Выбрать главу

Разглядывая, ощупывая и пробуя на зуб своих новых героев, Геша Друзилкин не заметил, как в комнату сквозь неплотно прикрытую дверь проскользнул Лёня Пузырьков.

Пузырьков подкрался к Друзилкину и что есть мочи гаркнул ему на ухо: – Привет!!!

Геша испуганно подпрыгнул вместе со стулом, чем доставил Лёне немалое удовольствие.

– Привет творческой интеллигенции, – уже нормальным голосом сказал Пузырьков. – Опять бумагу мараешь?

– Да ну тебя, – Друзилкин в отместку за пережитый испуг решил не здороваться. – Сам ты бумагу мараешь, а я – творю.

– И что за тварь из тебя на сей раз из тебя вылезла? – Лёня уселся на письменный стол – единственный стул в комнате был занят Гешей.

– Смотри, какие персонажи вылупились, – Друзилкин сунул листок с только что написанным диалогом под нос Пузырькову. – Как живые – тепленькие, трехмерные.

– Пучеглазик и Пачкун, – Пузырьков пробежал ленивым глазом по строчкам и цокнул языком. – Ну, если «спокойной ночи, малыши» тебя с таким сценарием пошлют в дырочку, то придется запереться в сортире и проглотить свинцовую пилюлю, как того требует честь офицера запаса.

– Не надо завидовать. Мусью, ваша шпага коротка и тупа, ранить меня ею, увы, шансов нет, – Друзилкин вырвал исписанный листок из рук Пузырькова.

– Не по адресу, – Лёня цинично испортил воздух. – Пусть тупа, пусть коротка, но ранить вас – увольте. Я не пидорас.

– Ишь ты, какая рифма, – Геша брезгливо повел носом.

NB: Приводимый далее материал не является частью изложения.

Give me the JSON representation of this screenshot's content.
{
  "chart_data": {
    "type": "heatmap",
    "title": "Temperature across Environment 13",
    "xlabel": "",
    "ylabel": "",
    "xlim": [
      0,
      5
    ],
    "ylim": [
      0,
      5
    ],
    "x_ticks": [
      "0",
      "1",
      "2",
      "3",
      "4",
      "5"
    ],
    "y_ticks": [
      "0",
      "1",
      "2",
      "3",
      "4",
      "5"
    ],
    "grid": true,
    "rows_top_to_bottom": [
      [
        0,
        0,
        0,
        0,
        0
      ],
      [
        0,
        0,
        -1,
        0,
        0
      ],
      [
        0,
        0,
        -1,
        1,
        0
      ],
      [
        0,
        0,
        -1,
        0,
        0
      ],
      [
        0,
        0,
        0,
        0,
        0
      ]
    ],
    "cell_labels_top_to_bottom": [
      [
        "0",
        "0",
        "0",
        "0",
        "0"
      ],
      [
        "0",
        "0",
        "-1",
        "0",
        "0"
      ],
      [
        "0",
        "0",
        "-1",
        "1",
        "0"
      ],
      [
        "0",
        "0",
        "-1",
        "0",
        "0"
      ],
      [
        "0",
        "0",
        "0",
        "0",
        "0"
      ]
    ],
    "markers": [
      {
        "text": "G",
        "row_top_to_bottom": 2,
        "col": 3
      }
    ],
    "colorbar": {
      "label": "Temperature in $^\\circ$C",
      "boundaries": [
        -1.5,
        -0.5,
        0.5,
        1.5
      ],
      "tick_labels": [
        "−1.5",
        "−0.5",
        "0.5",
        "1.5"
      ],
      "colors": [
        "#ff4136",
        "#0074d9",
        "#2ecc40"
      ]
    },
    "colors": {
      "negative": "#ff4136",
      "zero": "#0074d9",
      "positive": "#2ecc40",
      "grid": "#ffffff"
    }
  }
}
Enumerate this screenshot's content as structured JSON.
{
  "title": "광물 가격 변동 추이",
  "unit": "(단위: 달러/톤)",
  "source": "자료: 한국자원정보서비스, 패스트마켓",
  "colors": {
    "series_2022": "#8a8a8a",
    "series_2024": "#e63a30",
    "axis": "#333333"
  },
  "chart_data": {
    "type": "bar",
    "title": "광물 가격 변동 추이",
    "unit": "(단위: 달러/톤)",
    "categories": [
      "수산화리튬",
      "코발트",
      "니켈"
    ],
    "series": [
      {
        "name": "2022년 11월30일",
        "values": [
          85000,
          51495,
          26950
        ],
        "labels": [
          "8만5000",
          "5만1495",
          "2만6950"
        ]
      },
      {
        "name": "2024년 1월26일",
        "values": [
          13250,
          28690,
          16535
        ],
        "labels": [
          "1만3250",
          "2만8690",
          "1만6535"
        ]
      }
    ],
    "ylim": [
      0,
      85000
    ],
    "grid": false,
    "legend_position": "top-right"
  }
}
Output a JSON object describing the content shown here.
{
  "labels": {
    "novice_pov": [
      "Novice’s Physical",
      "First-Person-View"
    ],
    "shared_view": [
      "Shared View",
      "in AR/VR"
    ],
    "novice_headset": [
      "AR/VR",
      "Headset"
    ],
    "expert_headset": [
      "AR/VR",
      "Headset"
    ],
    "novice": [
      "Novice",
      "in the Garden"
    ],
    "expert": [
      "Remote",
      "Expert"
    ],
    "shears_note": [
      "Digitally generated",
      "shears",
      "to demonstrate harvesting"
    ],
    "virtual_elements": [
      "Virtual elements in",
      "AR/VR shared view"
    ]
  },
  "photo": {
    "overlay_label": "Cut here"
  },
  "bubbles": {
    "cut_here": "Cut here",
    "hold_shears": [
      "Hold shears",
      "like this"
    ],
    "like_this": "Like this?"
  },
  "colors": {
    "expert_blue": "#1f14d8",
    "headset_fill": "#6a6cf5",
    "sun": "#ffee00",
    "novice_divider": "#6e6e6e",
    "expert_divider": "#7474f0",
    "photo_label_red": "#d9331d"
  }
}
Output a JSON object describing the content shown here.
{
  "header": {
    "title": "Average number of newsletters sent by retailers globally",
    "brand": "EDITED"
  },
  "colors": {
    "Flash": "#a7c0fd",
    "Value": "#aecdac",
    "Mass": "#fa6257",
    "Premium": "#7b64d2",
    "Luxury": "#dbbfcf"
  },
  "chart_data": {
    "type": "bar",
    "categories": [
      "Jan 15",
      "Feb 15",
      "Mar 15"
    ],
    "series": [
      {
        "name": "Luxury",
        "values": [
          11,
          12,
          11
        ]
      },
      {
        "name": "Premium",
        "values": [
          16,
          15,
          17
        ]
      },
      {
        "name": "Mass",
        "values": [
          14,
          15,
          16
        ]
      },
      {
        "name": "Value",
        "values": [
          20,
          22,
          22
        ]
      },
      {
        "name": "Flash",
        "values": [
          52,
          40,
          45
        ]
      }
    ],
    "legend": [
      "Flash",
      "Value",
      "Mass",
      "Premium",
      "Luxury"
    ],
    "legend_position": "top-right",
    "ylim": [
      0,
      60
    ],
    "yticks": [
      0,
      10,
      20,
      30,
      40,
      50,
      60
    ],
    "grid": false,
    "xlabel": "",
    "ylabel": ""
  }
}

В незапамятные времена (лет пять-шесть назад) Друзилкину и Пузырькову случилось оказаться в одном институтском потоке. Во время учебы друзья жили в одной комнате общежития, разбавляя присутствие друг друга и неизбывное отсутствие баб дешевым портвейном. Геша Друзилкин умещал себя целиком (с ручками и ножками) в небольшой коробочке, обернутой цветастой бумагой и повязанной пышным бантом – именно так выглядела его мечта стать культовым писателем. Хотя, нет, не совсем так. Начав сочинительство в школьные годы, к настоящему моменту Друзилкин считал себя писателем состоявшимся. С высказыванием «все мы выросли из гоголевской «Шинели» Геша соглашался. Шинель жала ему в плечах, пуговицы на животе не сходились, а рукава едва спускались до локтевых сгибов. «Эх, коротка шинелька» – шутливо жаловался Друзилкин, тайно тоскуя об отсутствии наряда, который пришелся бы ему впору. Страшно и неуютно вырасти из чего-то старого, доброго и теплого, но так и не дорасти при этом ни до чего соразмерного. Коробочка же, в которой он заключался, была мечтой о ПРИЗНАНИИ его культовым писателем.

Пузырьков оправданий собственному существованию не искал и мечты как таковой не имел. Чувствуя моральное превосходство Геши (талант и все такое), Лёня охотно читал его писанину и вольготно чувствовал себя в роли критика культового писателя. После получения диплома Друзилкин устроился помощником мастера в автосервисе. Работа, заключающаяся в подаче отверток и походах за пивом, позволяла Геше покупать каждую неделю пачку писчей бумаги, десяток шариковых ручек и оплачивать съемную комнатку незначительного метража. Пузырьков, не смотря на живость воображения, работы для себя не представлял, поэтому поступил в аспирантуру, оставшись жить в общежитии.

– Потерпел бы пару-другую месячишек каракулями пестрить, купил бы на сэкономленные средства компутер с текстовым редактором, – Лёнино лицо распахнулось в зевке. – Прикинь, сколько ты бабла на бумагу со стерженьками извел. И где это все? Пузырьков пнул корзину, переполненную скомканными, изжеванными и порванными листками бумаги.